The rest of the cast is equally odd. The regulars of the cafe tend to get into some rather dry comedic situations. The the most frequent patron of the cafe, Hiroyuki Sanada, is madly in love with Hotori but she obviously is not a love detective. At the same time Hotori’s coworker Toshiko Tatsuno is constantly flirting with Hiroyuki but he only has eyes for Hotori. There are other people like Hotori’s exasperated math teacher as well as local cop who has made the detective maid his arch nemesis. There is also Futaba Kon who I absolutely love. She is slightly sarcastic tomboy who quickly becomes Hotori’s friend. She just adds an element of laid back cool to the cast.
Most of the time the humor surrounding this is very mundane this. Mundane romantic comedy, unusual misunderstandings, and your standard slice of life situations. But much like Here is Greenwood there is the occasional venture into the utterly bizarre. Those chapters mainly seem every self-contained and what little over plot there is tends to ignore this larks into fancy. There are also ghosts. The cafe’s owner’s husband is the most commonly seen one. If the crew of the Maid Seaside Cafe meets time traveling robots in one chapter no mention is ever made of it again. They mostly seem like little side stories that are not supposed to be taken seriously. They are more a spicy hors d’oeuvre in what is otherwise a more mundane story. Once again much like Here is Greenwood. But if your going to copy from anyone Here is Greenwood is always an excellent choice.
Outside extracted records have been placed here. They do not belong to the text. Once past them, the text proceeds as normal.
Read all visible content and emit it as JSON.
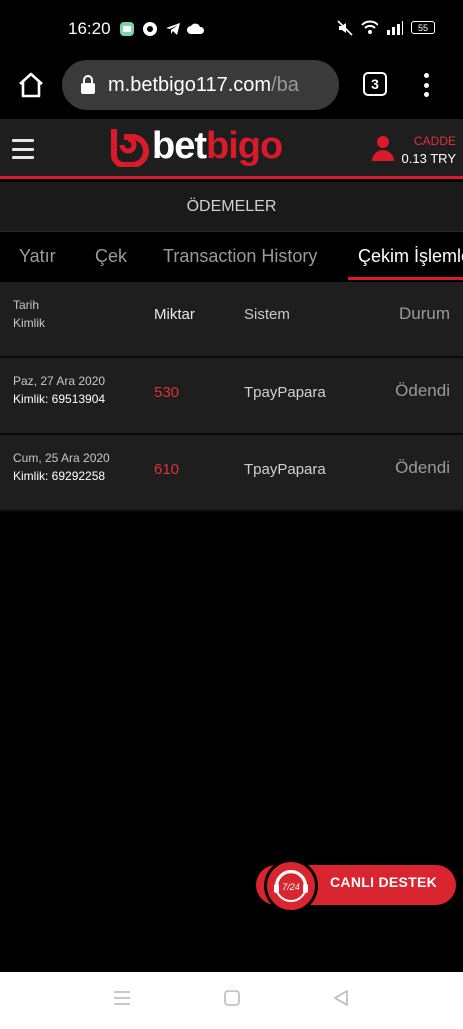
{
  "status_bar": {
    "time": "16:20",
    "battery": "55"
  },
  "browser": {
    "url_main": "m.betbigo117.com",
    "url_rest": "/ba",
    "tab_count": "3"
  },
  "header": {
    "logo_part1": "bet",
    "logo_part2": "bigo",
    "user_name": "CADDE",
    "balance": "0.13 TRY"
  },
  "page_title": "ÖDEMELER",
  "tabs": [
    {
      "label": "Yatır"
    },
    {
      "label": "Çek"
    },
    {
      "label": "Transaction History"
    },
    {
      "label": "Çekim İşlemleri",
      "active": true
    }
  ],
  "table": {
    "headers": {
      "date": "Tarih",
      "id": "Kimlik",
      "amount": "Miktar",
      "system": "Sistem",
      "status": "Durum"
    },
    "rows": [
      {
        "date": "Paz, 27 Ara 2020",
        "id": "Kimlik: 69513904",
        "amount": "530",
        "system": "TpayPapara",
        "status": "Ödendi"
      },
      {
        "date": "Cum, 25 Ara 2020",
        "id": "Kimlik: 69292258",
        "amount": "610",
        "system": "TpayPapara",
        "status": "Ödendi"
      }
    ]
  },
  "support": {
    "badge": "7/24",
    "label": "CANLI DESTEK"
  },
  "colors": {
    "accent": "#d91a2a",
    "background": "#000000",
    "panel": "#1e1e1e"
  }
}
And Yet the Town Moves is a strange little comedy. In many ways a slice of life show but with distinctly more pep and surrealness than your average tale of the ordinary. But that is precisely the sort of workplace comedy I enjoy. I’m glad to see this series come back despite all odds. If you’re debating a subscription to Crunchyroll manga it is definitely a title in the services’ favor. If you already have a subscription there is no reason not to check it out. A trip to the Maid Seaside Cafe is not for everyone but those who enjoy the trip just might become regulars.
3 thoughts on “Manga of the Month: Soredemo Machi wa Mawatteiru”
Someone I know was such a fan of Soremachi (and Ishiguro), he actually managed to visit Ishiguro at his working place and did a long interview with him (as part of an all Ishiguro (Soremachi) doujinshi…)
But I didnt even know Soremachi was available outside of Japan! I only read like the first four volumes, but it was really fun. Reading this reminds me I should put it back on my reading list.
I briefly met Masakazu Ishiguro when he was at NYCC. He seemed fairly shy but that might have been becuase he was at a foreign convention which is not anyone really being in their element.
It is a fun little series. I’m glad to see it pop up again. It was not popular enough that being picked up by someone else was guaranteed but it had enough fans that it being in limbo made a good number of people sad.
Loved the anime and am loving being able to read the manga on CR where I left off on JManga.